先般「メディアの興亡」を読んで、日本の新聞事業の近現代に関して少し知識を得た私でしたが、では一方この時期にメディアの事業的な側面を構成する広告事業はどう作られてきたのだろうか?ということが疑問として残りました。そこで、世界で一番大きな広告会社を作られてきた方々のお話は非常に参考になるだろうと考えて、最近読んだのが「この人 吉田秀雄」でした。吉田秀雄氏は広告系の事業に関わる方ならまずご存知ない方はいないのではないかと思いますが、株式会社電通の事業を2次大戦の前後で大きく拡大された同社の第4代社長です。「電通鬼十則」という、広告事業に臨む人の覚悟をまとめた方としてもとても有名なのではないかと思います。

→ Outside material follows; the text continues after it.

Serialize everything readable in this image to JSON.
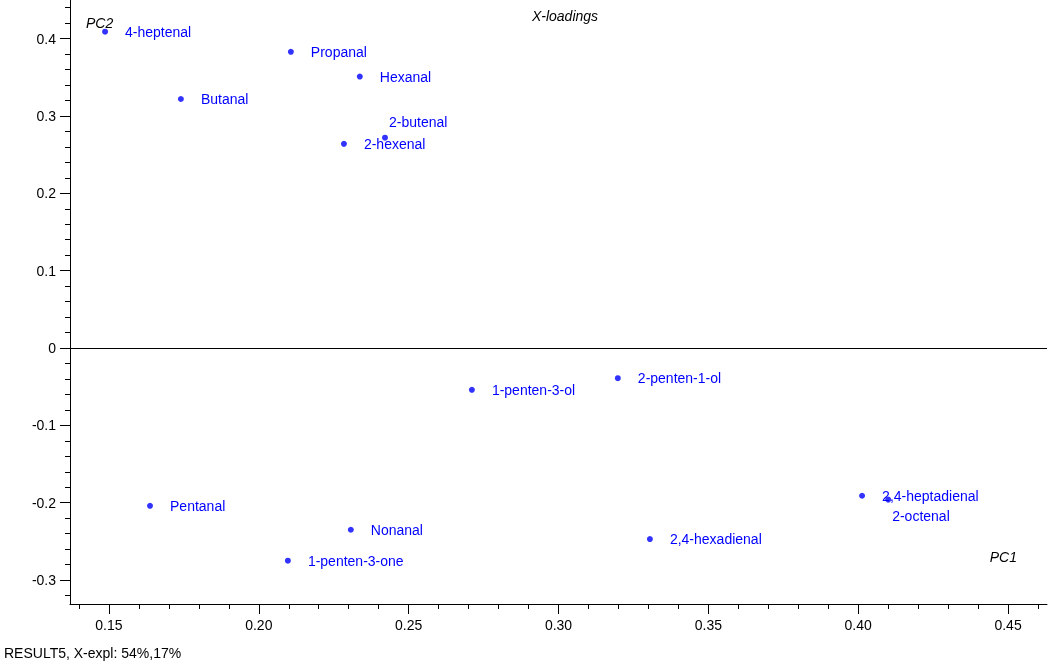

この本は吉田秀雄氏の伝記とも言える本で、その人物史なのですが、ご本人の生前の言葉だけではなく、むしろ当時吉田氏の周辺にいらっしゃった様々な方の証言からご本人のイメージを浮かび上がらせるような内容になっているので、非常に評伝として読みやすいものになっています。さらに吉田氏を中心として、日本の広告事業の歴史と、株式会社電通の歴史にも触れており、日本の広告事業の近現代史を俯瞰する上でも良書なのではないかと思います。

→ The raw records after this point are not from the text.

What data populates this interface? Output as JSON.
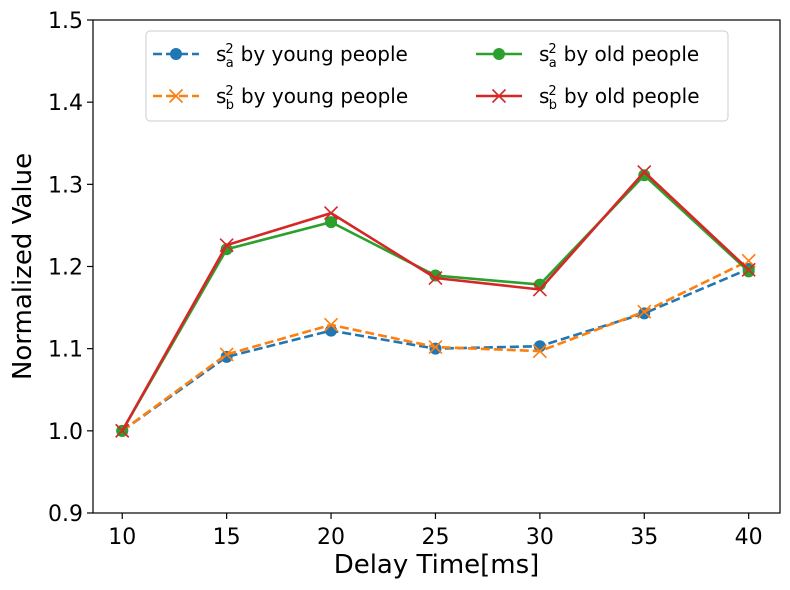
{
  "chart_data": {
    "type": "line",
    "xlabel": "Delay Time[ms]",
    "ylabel": "Normalized Value",
    "x": [
      10,
      15,
      20,
      25,
      30,
      35,
      40
    ],
    "xticks": [
      "10",
      "15",
      "20",
      "25",
      "30",
      "35",
      "40"
    ],
    "ylim": [
      0.9,
      1.5
    ],
    "yticks": [
      "0.9",
      "1.0",
      "1.1",
      "1.2",
      "1.3",
      "1.4",
      "1.5"
    ],
    "grid": false,
    "legend_position": "top",
    "series": [
      {
        "name": "by young people",
        "symbol": "s",
        "subscript": "a",
        "superscript": "2",
        "color": "#1f77b4",
        "linestyle": "dashed",
        "marker": "circle",
        "values": [
          1.0,
          1.09,
          1.122,
          1.1,
          1.103,
          1.143,
          1.197
        ]
      },
      {
        "name": "by young people",
        "symbol": "s",
        "subscript": "b",
        "superscript": "2",
        "color": "#ff7f0e",
        "linestyle": "dashed",
        "marker": "x",
        "values": [
          1.0,
          1.093,
          1.129,
          1.102,
          1.097,
          1.145,
          1.207
        ]
      },
      {
        "name": "by old people",
        "symbol": "s",
        "subscript": "a",
        "superscript": "2",
        "color": "#2ca02c",
        "linestyle": "solid",
        "marker": "circle",
        "values": [
          1.0,
          1.221,
          1.254,
          1.189,
          1.178,
          1.311,
          1.194
        ]
      },
      {
        "name": "by old people",
        "symbol": "s",
        "subscript": "b",
        "superscript": "2",
        "color": "#d62728",
        "linestyle": "solid",
        "marker": "x",
        "values": [
          1.0,
          1.226,
          1.265,
          1.186,
          1.172,
          1.315,
          1.196
        ]
      }
    ]
  }
}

さて、事業的なニーズから読んだ本書ですが、とにかく参考になる点は多かったと思います。戦前には混沌としていて、しかも価格や内容があやふやだった広告事業について疑問を持ち、様々な局面で整理を行い、立派な産業として成長させてこられたこと(特に、戦中の新聞社の統合期に、広告価格の標準化というか、整理をやられた点は広告事業にも非常に大きな意義があったのではないかと思います)、また商業ラジオ、テレビ放送の可能性を早期に見出し、ラジオ・テレビ産業の立ち上げに様々な形で尽力された点など、日本の広告事業の近現代史を紐解く上で重要なポイントに触れています。また同社が果敢に新しいメディアに取り組み、また広告をわかりやすい商品とするための活動を進める中で、いかに現在の地位を確立されて来たのかがわかるようになっています。

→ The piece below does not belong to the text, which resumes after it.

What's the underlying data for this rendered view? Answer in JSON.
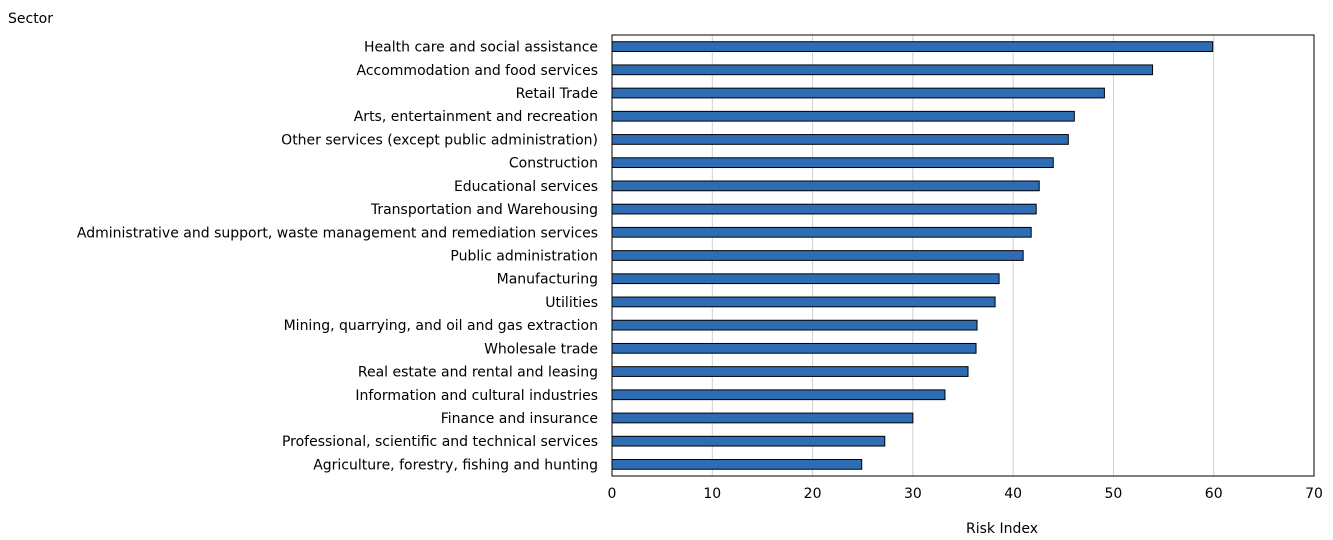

ただ、個人的に感銘を受けたのは、むしろその広告事業に関する部分ではなく、会社運営に関するスタンスでした。吉田氏は戦後、市場がまだ極度に不安定な時期に、相当雇用に積極的だった、というような記述が本書にありましたが、特にその部分に感じるところがあったのです。
最初に大企業で働いて、次に自分で小さな会社を起業して、現在ではまだ成長過程にある、外資のそれなりの規模のベンチャー企業の日本法人で経営者の立場にいる訳ですが、その中で「雇用創出」の重要性をひしひしと感じることがあります。ケイザイを勉強されている方にはあたりまえのことだと思うのですが、「雇用の創出」は、即ち一方で「消費」の拡大に繋がる訳で、より活発にお金が循環する仕組みを強化してくれる訳です。当然雇用が減れば逆のスパイラルが起こることになります。結果的に、雇用を創出している会社は、経済に対して何らかの貢献をしていることになりますし、社会的にも存在意義があるというものです。
でも、この数年で企業の評価はあまりにも「利益」というところにフォーカスが集まりすぎているのではないかと思うわけです。もちろん会社が新しい事業に乗り出すためには、この「利益」が重要な訳ですが、利益を出してばかりで、一方で雇用を生まない事業というのは、あまり経済には貢献していないのではないかと思うのです(利益を投資にまわすことで、それなりに市場に対しての貢献は出来ますが)。CSRが近年注目されているのは、こうした傾向が進み過ぎていることから、改めて企業の社会的存在価値を見直そう、という動きなのではないかと(とまあメディアなんかでも言われていますが)。
そういった観点からすると、事業家に必要なスキルは、もちろん利益の出る事業を作っていく、ということでもあるんですが、同時に雇用の創出できる事業を作っていく、ということも非常に大事だと思うのです。「そんな呑気な」とか、「まず利益の出る事業を作るのが当然先だろう?」言われそうですが、個人的には利益を出すと同時に、それでも雇用をしっかりと創出できるような事業を作っていきたいと思う今日この頃です。